The private, nonprofit museum has been located in a space intended for a Japanese restaurant in the downtown L.A. Mall since 1978. The 17,000-square-foot space is too small and was supposed to be only a temporary home, says Doug Ring, president of the museum‘s board of trustees.
Ring would like to see a three-story museum built at the edge of Griffith Park, which would require cutting an access road and isolating the historic fountain on an island at the busy intersection.
The proposed move has attracted many opponents. At their November 17 meeting, the president of the city commission that approved the site said he will ask for a status report on the project and whether it is possible for it to be reconsidered. Steve Soboroff, president of the Board of Commissioners of the Department of Recreation and Parks and a mayoral candidate, said he no longer favors the site. “As the plan for the project emerges, it is becoming clear to me that this is the wrong location. I believe the best location for the Children’s Museum would be in the parking lot of the L.A. Zoo, where we wouldn‘t lose one inch of green space and the two organizations can benefit from each other.”
Foes also include members of the Los Feliz Improvement Association (LFIA) and the Griffith Park Chapter of the Sierra Club, who agree that the museum needs a new location, but say the Mulholland Fountain site is the wrong place. Among their objections: an environmental-impact report has not been done; the fountain-monument is historic; cedar trees planted in 1916 would be destroyed; and the land contains easements for the city’s water and electrical supplies. In addition, the land was deeded to the city by Griffith J. Griffith as public parkland in perpetuity, and opponents say no one -- especially a private organization -- has the right to build there. Consequently, the LFIA has sued the city, the Department of Recreation and Parks and its commissioners, along with museum trustees. The lawsuit alleges that the failure to conduct the full environmental study violated the California Environmental Quality Act.
The project got its biggest boost at a contentious meeting September 15 at Friendship Hall, just across from the proposed construction site. It was there that the Recreation and Parks commissioners approved the museum‘s 50-year lease, at $1 a year, a violation of the City Charter which says leases of park property may be made for a term not to exceed three years. The commissioners also approved a Negative Declaration stating the project will have no significant effect on the environment. But all that could be in question if Soboroff succeeds in having the board reconsider the approvals, possibly in January.
Opponents and mistakes have dogged the project from the start. One of the biggest gaffes: The lease mentions 21 parcels, but only seven of them are owned by the city; 11 are privately owned, two are located miles away near Franklin and Western avenues; and one, Lot 17, is occupied by Immaculate Heart High School.
“There are tons of problems with the site. The main issue is the land is owned by the city -- why should a private organization locate in a public park?” asks Andrew Garsten, a community activist. “They want to construct an 80,000-square-foot, three-story building, with a cut-through road from Los Feliz to Riverside, leaving the fountain on an island of land in front of the building.

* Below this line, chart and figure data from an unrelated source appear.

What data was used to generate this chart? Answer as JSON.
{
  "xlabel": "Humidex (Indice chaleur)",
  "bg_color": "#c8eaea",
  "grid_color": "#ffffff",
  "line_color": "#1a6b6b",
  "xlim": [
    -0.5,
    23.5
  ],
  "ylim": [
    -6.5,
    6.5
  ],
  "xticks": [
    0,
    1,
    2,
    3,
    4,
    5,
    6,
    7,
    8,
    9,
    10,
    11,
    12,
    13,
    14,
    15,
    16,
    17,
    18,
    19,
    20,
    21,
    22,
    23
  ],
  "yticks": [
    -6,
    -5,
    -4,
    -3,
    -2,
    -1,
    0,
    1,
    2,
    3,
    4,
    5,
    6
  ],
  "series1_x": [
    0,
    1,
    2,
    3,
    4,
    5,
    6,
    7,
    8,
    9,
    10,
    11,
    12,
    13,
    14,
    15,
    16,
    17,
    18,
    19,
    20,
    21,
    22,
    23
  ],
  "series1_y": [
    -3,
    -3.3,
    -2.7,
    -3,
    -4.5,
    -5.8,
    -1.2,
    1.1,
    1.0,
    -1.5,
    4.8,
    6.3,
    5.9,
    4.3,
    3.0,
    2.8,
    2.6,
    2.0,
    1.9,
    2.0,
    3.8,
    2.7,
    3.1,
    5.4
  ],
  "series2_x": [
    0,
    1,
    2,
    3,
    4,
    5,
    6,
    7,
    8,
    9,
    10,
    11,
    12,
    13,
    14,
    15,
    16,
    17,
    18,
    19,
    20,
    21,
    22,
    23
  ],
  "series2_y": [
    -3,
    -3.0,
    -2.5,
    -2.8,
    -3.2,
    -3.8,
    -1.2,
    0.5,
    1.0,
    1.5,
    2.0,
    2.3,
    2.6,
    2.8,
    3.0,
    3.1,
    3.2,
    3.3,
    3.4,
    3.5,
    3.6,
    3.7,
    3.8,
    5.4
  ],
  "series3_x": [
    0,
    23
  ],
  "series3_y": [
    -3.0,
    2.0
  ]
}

That’s not an appropriate use for this land.” Garsten, who is a member of the Coalition To Save Van de Kamp‘s Bakery, would like to see the Children’s Museum consider the old Van de Kamp‘s building, citing the successful reuse of an old factory for the Children’s Museum in Boston. The asking price for the bakery is $6.5 million.
Charlotte De Armond is the president of the Los Feliz Improvement Association, whose board voted unanimously to oppose the museum‘s plan. The organization cites a proposed increase in traffic of a million visitors a year as a major problem. “Museum officials say that increase will not have a significant impact, because they are mostly weekend visitors,” De Armond says. “However, the traffic gridlock on Los Feliz on the weekends is huge because of people using Griffith Park.”
Parking is another issue. It would be difficult to find room for the 1,648 spaces required by city codes. The museum plans to build a 300-space lot and use the 207-space lot at Friendship Hall across the street. Making the site challenging is a 66-inch water cistern that carries the High Sierra waters to Los Angeles below the site, and power lines carrying 130,000 volts of electricity above.
Doug Ring, who has been trying to find a new space for the museum for six years, says he is at the mercy of city officials, and has been aided in his search by Councilman John Ferraro, who suggested the corner after a site near Travel Town was shot down. “The only land the Children’s Museum can look at realistically is land owned by public agencies. They are the only ones who will lease it to us for $1 a year. As a nonprofit, we can‘t raise enough money to buy the land and then fund-raise for the construction.